Incidentally, in that connection, there have been comments about the role of the Electoral Commission. As I have frequently reminded your Lordships, I have a role as a member of the cross-party informal advisory group to the commission. I think that the commission should be taken to task for not identifying that this was a problem over 13 years of experience. It is unfortunate that in that respect it did not recommend to the previous Government and to Parliament that this needed to be looked at, whatever future legislation was going to try and tackle it.

It is clear from the contributions right around the House that many here who have contact with small organisations and charities know that in the past there has been a chilling effect, to use that expression, on those who wish to work in a collaborative way, which, for the reasons that have been explained so well by my noble friend Lady Tyler, needs careful attention. We need to try to avoid the existing distortions that have been identified as having been there for some time, although obviously are now more pressing, given the other changes in the Bill.

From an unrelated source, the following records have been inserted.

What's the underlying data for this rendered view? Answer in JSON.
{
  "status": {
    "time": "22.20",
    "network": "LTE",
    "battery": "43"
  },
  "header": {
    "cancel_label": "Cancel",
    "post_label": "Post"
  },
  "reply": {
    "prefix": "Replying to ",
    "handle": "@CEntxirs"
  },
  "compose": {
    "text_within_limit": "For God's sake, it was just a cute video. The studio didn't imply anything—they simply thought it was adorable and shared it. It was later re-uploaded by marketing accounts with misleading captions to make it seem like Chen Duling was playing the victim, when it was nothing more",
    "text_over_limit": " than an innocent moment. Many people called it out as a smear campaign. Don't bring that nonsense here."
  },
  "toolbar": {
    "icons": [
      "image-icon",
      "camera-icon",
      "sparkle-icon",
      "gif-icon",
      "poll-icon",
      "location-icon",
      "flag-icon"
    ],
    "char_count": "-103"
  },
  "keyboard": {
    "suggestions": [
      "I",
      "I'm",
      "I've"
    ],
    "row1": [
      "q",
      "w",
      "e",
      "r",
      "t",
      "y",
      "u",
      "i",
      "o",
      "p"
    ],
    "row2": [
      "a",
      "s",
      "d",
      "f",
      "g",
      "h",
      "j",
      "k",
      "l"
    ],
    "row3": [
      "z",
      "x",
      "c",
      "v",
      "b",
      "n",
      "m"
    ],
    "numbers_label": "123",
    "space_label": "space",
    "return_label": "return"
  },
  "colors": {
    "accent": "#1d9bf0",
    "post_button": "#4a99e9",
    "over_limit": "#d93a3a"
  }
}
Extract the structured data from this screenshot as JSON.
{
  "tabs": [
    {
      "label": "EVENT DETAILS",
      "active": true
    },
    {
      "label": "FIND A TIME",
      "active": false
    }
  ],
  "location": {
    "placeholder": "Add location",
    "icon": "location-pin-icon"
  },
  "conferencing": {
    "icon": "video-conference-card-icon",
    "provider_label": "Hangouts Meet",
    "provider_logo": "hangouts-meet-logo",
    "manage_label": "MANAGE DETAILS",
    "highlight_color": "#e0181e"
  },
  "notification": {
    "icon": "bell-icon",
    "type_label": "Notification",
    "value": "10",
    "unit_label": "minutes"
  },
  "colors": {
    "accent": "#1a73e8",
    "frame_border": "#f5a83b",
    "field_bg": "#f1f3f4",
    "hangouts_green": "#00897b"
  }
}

Obviously I, too, hope that between now and Report the promised discussions will result in a fairer, more rational approach for those who wish to campaign in an election together. I therefore hope that in the next two or three weeks we will see a practical solution. A number of ideas have been put forward to the Minister and I have every confidence, given what he has just said, that the Government will look at them very carefully. In the mean time—

Lord Hardie Portrait Lord Hardie (CB)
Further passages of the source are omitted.